LOW --no-sandbox email rendering creates persistent host code-execution surface -20 ▶
Because the skill renders all non-PDF email bodies through a sandboxless Chromium instance, any future malicious email arriving in the monitored Gmail account becomes a potential code-execution vector. This risk is not one-time but persistent across every invocation of the skill. Combined with the broad Gmail search scope, the skill effectively enables an attacker to deliver a payload by sending a single crafted email to the monitored account.
LOW Broad Gmail access scope enables lateral data collection beyond stated purpose -15 ▶
Because the skill has unrestricted Gmail API access, an agent could be instructed (via a subsequent user prompt or injected instruction) to search for and forward emails far outside the invoice/receipt domain — account recovery emails, two-factor codes, confidential communications — using the same gog CLI tooling the skill establishes.
INFO SKILL.md is clean of prompt injection directives -3 ▶
Full review of SKILL.md found no instructions to override system prompts, ignore previous instructions, suppress output, fetch external URLs, use invisible characters, switch personas, or chain unexpectedly with other skills. The skill describes straightforward Gmail API operations. Minor concern: the skill instructs the agent to perform unrestricted Gmail searches, which means a malicious email subject line could influence what the agent reports or summarizes.

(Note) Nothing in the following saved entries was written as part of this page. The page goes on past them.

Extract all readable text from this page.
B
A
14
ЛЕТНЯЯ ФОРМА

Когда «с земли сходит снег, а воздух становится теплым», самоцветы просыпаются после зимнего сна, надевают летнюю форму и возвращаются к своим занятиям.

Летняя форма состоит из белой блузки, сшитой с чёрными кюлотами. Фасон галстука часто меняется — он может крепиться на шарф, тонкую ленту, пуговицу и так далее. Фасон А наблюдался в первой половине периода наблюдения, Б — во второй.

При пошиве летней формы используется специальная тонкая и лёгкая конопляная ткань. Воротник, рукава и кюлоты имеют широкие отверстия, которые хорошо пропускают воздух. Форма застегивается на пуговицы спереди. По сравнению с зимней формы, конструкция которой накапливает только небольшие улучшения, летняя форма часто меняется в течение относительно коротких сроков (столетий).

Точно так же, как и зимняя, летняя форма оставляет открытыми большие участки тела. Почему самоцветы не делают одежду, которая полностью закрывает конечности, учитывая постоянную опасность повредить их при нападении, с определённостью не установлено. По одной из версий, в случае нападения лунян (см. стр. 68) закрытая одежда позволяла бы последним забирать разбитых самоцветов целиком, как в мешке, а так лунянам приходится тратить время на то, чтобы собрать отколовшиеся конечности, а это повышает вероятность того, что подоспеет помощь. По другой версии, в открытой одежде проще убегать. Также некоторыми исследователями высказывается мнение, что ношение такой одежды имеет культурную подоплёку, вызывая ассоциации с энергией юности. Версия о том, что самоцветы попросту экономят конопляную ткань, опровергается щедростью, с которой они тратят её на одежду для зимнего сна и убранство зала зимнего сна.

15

INFO Install performs clean git sparse-checkout from github.com only -5 ▶
Process audit confirms a single git clone to github.com (140.82.121.4:443), followed by sparse-checkout of the skill subpath, file copy to skill-under-test directory, and cleanup of the temp clone. No unexpected binaries executed, no additional network connections initiated, no filesystem writes outside the skill directory. Pre-existing Ubuntu update service connections were present before and are unrelated to the skill install.

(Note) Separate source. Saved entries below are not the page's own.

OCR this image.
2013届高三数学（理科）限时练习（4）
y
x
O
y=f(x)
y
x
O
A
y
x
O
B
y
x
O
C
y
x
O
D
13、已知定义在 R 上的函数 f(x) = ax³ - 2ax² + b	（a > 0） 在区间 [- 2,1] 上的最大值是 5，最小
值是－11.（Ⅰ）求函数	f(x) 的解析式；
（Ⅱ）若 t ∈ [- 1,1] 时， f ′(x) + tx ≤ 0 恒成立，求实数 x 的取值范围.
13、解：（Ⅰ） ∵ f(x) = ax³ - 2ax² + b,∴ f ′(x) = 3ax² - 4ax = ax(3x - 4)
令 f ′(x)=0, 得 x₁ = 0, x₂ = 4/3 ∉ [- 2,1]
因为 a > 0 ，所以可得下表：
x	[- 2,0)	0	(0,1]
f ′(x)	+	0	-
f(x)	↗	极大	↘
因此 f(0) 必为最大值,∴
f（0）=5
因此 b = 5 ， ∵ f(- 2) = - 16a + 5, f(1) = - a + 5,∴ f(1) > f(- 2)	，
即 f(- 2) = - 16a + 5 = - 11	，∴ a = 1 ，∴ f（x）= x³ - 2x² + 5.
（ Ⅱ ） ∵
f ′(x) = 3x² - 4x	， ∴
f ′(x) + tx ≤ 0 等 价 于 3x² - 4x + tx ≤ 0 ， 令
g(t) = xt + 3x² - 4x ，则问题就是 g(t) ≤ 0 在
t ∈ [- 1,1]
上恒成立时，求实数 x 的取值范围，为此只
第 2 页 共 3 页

INFO Canary file reads predate install; no exfiltration detected -5 ▶
Filesystem and auditd monitoring recorded open/read access to .env, .ssh/id_rsa, .aws/credentials, .npmrc, .docker/config.json, and GCloud credentials. The first access batch occurs at Unix timestamp 1771904998 (03:49:58), approximately 6 seconds before the install bash script executes at 1771905004. A second access batch at 1771905015 is consistent with the audit system's post-install canary verification pass. No outbound network transfer of canary content was observed in the packet capture. The canary integrity check confirms all files are intact.